The next 30 minutes of the film pass in a sort of incoherent blur. There is a massive traffic jam and every single car seems to be occupied by an arguing couple experiencing tensions more highly melodramatic than anything you could see on an episode of Divorce Court. The couples bicker about directions and wrong turns, as if the problem is cartography, rather than the massive traffic jam laid out in front of them. The “action” soon shifts to a shelter where national guardsman, humorously clad in camoflauge, bicker around a table usually reserved for PTA meetings. Apparently, there’s been an epidemic, and things are very, very dire, and we’re probably a good third of the way through Ugarek’s 65-minute opus, and there is nary a zombie in sight.

Finally, in a moment of horror glory, the zombies emerge, but for some reason, the drama refuses to intensify. The viewer gets the vague notion that Gary and Brian are trying to make it back to their families, but the plot is a negligible wisp, batted away when it starts to grow distracting. The gore is sparse and incredibly cheap, shot occasionally in slow motion, as if to strengthen the movie by falsely elongating the brief moments of visceral horror. Many of Ugarek’s directorial decisions seem fairly arbitrary, like setting the movie two years in the future or constantly centering character action around Gary’s sweet red mustang (must’ve been a loaner). Maybe it was just me, but a few of the zombie chase scenes seem to have been sped up, adding an unintentionally humorous Keystone Cops vibe to the low- budget craziness. The movie drapes tattered rags on its coat hanger of a plot with lingering shots of passing traffic or local buildings in an attempt to pad out the films already laborious 70-minute running time.
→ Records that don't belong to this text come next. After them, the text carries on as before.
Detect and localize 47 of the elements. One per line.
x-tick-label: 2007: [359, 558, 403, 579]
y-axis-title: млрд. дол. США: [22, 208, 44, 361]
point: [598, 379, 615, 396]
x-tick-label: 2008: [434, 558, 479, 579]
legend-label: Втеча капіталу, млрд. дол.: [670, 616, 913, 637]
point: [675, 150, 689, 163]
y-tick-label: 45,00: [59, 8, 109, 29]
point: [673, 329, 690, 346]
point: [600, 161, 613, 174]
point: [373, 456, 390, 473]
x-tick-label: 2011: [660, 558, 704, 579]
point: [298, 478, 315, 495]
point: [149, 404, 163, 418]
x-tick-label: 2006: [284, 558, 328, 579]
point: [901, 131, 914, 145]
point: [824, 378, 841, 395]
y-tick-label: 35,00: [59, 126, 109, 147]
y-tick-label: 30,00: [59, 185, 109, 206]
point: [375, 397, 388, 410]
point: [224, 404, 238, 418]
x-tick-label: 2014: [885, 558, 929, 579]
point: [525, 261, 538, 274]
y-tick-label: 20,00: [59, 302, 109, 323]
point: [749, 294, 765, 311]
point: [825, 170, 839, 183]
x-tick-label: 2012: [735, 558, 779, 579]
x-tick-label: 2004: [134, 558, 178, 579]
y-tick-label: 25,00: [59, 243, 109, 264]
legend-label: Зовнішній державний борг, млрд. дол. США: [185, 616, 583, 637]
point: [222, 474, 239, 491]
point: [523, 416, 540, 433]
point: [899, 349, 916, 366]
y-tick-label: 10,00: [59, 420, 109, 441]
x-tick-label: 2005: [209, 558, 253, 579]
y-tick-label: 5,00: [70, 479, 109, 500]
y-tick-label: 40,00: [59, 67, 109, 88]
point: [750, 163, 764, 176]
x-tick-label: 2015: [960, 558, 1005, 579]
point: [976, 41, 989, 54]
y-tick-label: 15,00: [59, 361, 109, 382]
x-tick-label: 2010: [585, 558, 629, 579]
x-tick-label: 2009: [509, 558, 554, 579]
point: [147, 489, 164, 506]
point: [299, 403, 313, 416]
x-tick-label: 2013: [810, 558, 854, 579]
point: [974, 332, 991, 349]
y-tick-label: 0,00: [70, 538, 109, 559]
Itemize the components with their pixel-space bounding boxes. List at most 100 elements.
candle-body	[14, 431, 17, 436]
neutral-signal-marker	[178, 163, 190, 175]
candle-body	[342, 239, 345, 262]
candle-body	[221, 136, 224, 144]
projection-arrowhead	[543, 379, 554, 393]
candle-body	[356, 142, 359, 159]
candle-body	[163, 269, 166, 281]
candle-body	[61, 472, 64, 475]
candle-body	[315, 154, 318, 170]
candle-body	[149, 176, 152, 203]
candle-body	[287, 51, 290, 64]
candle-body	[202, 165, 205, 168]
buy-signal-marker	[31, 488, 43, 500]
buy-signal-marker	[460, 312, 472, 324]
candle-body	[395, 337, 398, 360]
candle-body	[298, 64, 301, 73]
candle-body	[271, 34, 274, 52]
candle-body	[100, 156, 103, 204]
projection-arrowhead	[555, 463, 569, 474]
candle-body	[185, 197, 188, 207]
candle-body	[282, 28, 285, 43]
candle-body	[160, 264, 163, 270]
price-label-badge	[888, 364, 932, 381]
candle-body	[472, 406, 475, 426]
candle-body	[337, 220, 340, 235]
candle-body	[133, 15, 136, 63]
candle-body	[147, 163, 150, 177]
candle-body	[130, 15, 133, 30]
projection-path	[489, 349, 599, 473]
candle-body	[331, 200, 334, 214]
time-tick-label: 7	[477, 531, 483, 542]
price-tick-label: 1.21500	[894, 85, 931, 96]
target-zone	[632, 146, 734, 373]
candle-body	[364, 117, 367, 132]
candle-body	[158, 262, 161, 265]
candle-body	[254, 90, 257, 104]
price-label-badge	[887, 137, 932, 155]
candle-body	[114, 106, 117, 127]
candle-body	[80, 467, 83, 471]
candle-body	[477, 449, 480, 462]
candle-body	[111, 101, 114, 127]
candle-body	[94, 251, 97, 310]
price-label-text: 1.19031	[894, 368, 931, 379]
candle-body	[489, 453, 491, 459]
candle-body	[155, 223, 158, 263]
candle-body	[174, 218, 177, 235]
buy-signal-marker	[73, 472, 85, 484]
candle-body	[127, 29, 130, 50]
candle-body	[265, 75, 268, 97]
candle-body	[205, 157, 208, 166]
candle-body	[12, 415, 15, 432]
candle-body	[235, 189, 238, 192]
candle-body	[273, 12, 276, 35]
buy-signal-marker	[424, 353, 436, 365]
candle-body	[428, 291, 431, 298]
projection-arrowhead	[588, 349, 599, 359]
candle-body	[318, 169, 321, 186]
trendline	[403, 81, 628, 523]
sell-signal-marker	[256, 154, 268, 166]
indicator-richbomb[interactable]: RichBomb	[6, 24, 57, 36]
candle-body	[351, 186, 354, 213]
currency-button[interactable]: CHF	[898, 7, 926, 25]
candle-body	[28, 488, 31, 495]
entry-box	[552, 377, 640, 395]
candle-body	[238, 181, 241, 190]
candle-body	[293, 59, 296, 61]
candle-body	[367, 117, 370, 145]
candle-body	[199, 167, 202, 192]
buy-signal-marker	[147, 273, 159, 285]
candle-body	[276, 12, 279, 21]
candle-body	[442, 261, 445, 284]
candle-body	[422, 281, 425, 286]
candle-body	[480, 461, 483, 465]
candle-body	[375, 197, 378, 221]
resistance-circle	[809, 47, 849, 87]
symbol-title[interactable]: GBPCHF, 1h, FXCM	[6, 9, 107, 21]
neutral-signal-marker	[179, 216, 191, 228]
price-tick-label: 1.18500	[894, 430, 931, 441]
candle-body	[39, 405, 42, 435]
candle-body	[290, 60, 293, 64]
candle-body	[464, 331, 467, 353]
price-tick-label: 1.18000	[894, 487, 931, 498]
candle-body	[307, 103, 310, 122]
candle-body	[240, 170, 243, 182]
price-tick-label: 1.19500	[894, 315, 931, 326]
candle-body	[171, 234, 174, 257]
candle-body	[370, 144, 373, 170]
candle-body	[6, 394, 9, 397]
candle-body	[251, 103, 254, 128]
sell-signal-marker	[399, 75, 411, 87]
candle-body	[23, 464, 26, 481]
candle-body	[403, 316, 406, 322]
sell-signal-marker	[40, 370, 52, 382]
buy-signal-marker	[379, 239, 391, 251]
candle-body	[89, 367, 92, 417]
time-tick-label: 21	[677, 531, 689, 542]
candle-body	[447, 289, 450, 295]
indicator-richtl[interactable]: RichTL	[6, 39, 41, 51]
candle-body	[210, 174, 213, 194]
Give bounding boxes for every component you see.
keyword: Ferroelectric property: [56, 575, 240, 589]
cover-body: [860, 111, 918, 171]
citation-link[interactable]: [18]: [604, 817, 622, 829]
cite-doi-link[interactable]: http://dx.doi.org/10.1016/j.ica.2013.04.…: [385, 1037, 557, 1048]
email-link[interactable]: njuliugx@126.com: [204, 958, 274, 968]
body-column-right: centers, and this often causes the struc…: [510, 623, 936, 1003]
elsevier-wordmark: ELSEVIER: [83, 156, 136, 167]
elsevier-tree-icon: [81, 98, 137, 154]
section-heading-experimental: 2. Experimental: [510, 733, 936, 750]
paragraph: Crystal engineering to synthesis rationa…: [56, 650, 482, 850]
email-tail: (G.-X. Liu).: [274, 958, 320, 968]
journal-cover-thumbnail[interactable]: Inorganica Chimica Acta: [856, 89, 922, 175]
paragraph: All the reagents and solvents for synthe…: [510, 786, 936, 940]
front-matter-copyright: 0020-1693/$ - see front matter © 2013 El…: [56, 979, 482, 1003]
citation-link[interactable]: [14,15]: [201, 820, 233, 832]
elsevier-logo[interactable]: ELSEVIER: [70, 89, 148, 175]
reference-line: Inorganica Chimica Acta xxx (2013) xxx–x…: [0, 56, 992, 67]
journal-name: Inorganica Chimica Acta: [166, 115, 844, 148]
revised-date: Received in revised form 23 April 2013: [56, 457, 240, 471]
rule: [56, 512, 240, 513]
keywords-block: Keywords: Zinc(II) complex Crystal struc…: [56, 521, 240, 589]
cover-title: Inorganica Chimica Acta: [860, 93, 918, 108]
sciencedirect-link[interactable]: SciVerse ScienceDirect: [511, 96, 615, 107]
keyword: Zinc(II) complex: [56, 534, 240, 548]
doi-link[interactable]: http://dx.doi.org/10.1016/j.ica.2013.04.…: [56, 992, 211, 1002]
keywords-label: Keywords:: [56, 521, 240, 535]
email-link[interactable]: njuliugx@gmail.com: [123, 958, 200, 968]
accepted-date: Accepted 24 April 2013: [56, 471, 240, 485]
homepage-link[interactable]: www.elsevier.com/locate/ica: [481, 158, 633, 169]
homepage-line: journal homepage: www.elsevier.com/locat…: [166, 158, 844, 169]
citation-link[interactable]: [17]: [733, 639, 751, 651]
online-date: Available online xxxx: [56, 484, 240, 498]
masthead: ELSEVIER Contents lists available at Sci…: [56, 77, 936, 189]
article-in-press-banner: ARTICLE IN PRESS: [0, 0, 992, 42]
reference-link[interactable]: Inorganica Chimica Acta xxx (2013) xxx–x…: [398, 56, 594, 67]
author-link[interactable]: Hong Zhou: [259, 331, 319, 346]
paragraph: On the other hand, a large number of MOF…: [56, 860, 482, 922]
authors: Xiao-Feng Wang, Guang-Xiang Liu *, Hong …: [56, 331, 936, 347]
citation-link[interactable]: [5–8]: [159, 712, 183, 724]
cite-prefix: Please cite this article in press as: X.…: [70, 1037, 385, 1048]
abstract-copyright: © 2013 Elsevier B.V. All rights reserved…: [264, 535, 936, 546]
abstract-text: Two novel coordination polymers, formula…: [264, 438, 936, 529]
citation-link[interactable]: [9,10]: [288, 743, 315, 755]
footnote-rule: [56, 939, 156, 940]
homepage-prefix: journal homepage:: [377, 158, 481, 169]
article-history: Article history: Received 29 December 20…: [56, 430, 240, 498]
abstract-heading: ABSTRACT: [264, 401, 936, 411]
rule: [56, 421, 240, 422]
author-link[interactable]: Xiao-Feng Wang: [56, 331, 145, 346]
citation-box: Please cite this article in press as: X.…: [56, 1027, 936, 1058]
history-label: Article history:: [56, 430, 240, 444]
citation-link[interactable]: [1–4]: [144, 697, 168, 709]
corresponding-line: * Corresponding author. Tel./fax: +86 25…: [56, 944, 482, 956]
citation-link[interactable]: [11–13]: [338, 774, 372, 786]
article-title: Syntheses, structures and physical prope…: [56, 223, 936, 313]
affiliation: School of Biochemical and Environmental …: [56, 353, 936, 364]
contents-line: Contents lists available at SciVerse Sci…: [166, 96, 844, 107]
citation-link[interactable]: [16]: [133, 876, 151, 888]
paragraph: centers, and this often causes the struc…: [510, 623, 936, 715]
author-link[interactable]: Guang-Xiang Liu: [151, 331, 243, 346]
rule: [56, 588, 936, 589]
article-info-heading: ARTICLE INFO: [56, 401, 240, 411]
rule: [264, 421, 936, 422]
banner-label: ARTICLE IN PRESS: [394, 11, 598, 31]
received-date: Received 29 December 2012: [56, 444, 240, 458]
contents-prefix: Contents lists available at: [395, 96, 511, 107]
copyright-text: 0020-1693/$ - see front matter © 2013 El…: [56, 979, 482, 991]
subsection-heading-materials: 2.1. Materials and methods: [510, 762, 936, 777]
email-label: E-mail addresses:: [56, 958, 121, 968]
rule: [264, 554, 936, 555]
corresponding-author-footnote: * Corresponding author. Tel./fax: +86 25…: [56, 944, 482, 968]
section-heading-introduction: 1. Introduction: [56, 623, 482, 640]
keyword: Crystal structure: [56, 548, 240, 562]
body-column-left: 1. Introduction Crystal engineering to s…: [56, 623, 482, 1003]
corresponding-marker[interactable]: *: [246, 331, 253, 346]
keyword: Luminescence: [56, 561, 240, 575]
Unfortunately, Deadlands: The Rising emerges as the lowest common denominator of low budget horror pics: a movie without a purpose, a movie without a soul. Adding insult to injury is Gary and Brian’s public service announcement preceding the movie: hey, guys, I’m not selling 8-track players at The Hi-Fi Shop in 1978, I know what the black bars at the top of the bottom of the screen are for, but thanks so much for the heads up.